Tidak ada orang yang mau kalah. Logika secara naluriahnya seperti itu.
Saya pun kalau mengikuti kompetisi, meski dengan modal tidak cukup untuk bersaing, terutama modal kualitas, tetap saja saya masih berpikir tentang kemungkinan untuk menang.
Di dalam kompetisi, menang dan kalah adalah sesuatu yang wajar. Karena, itulah yang dicari. Kalau tidak ingin ada hasil seperti itu, berarti dimasukkan saja buah perjuangannya ke pameran, parade, atau museum.
Lalu, apakah wajar jika seseorang berpikir bahwa dirinya tidak masalah kalau mengalami kekalahan?

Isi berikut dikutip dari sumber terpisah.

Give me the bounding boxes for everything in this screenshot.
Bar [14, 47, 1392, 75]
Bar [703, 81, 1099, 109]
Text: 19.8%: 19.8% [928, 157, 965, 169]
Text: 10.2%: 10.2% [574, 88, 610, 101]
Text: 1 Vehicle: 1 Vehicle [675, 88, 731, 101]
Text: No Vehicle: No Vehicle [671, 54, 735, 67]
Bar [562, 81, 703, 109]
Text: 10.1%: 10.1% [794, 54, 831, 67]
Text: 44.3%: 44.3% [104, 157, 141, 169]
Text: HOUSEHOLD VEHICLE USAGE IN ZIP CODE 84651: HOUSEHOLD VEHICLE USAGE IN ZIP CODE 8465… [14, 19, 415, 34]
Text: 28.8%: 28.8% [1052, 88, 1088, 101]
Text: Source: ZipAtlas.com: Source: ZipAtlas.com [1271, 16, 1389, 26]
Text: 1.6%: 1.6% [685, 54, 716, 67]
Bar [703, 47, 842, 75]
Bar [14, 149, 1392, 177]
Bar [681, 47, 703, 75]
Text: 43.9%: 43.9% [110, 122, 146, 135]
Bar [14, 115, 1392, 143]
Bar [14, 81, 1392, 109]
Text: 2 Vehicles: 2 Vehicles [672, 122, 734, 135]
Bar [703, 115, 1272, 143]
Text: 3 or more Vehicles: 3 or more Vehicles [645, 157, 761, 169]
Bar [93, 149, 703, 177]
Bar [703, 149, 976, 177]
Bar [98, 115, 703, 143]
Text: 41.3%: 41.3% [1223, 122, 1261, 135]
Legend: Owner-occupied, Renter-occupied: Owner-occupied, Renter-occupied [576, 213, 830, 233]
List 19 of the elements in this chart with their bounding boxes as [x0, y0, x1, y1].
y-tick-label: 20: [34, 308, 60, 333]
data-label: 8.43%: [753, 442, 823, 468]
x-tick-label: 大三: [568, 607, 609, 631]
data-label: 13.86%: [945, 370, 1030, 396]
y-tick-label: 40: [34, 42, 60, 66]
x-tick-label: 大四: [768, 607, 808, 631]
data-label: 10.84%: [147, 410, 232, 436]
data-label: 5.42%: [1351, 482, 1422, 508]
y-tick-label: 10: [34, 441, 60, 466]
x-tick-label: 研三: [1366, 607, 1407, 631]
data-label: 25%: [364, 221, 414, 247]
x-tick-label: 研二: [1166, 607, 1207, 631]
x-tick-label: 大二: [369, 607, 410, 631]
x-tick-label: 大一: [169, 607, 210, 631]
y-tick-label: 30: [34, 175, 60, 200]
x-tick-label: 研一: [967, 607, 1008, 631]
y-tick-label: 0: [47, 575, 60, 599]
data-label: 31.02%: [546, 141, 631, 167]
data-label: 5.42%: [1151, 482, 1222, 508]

Sebenarnya, ada dua kemungkinan dari keberadaan orang yang berpikir begitu. Kemungkinan pertama, dia adalah orang yang mudah menyerah, alias pasrah.
Kemungkinan kedua, dia punya alasan yang memang mendasari untuk terjadinya kemungkinan untuk kalah. Salah satu alasannya bisa didapat lewat cara menganalisis modal kualitas yang dimiliki.
Saya beberapa kali ikut kompetisi menulis, fiksi maupun nonfiksi. Tidak ada hasil yang memuaskan, karena modal kualitasnya memang belum sampai ke sana.
Saya pun menyadari itu selepas menyertakan karya tulis tersebut ke panitia. Kalau saat menyelesaikan dan mengirim karyanya, biasanya saya masih berpikir positif.
Biasanya, saya akan berpikir bahwa, "ini mungkin yang terbaik dari yang bisa saya lakukan". Dengan begitu, saya masih punya kepercayaan diri sekaligus kenekatan untuk ikut berkompetisi.
Pemikiran seperti itu perlu untuk memunculkan keberanian dalam bersaing. Tetapi, setelah itu, saya mulai menganalisis hasil pekerjaan saya untuk mencari kelemahannya di mana.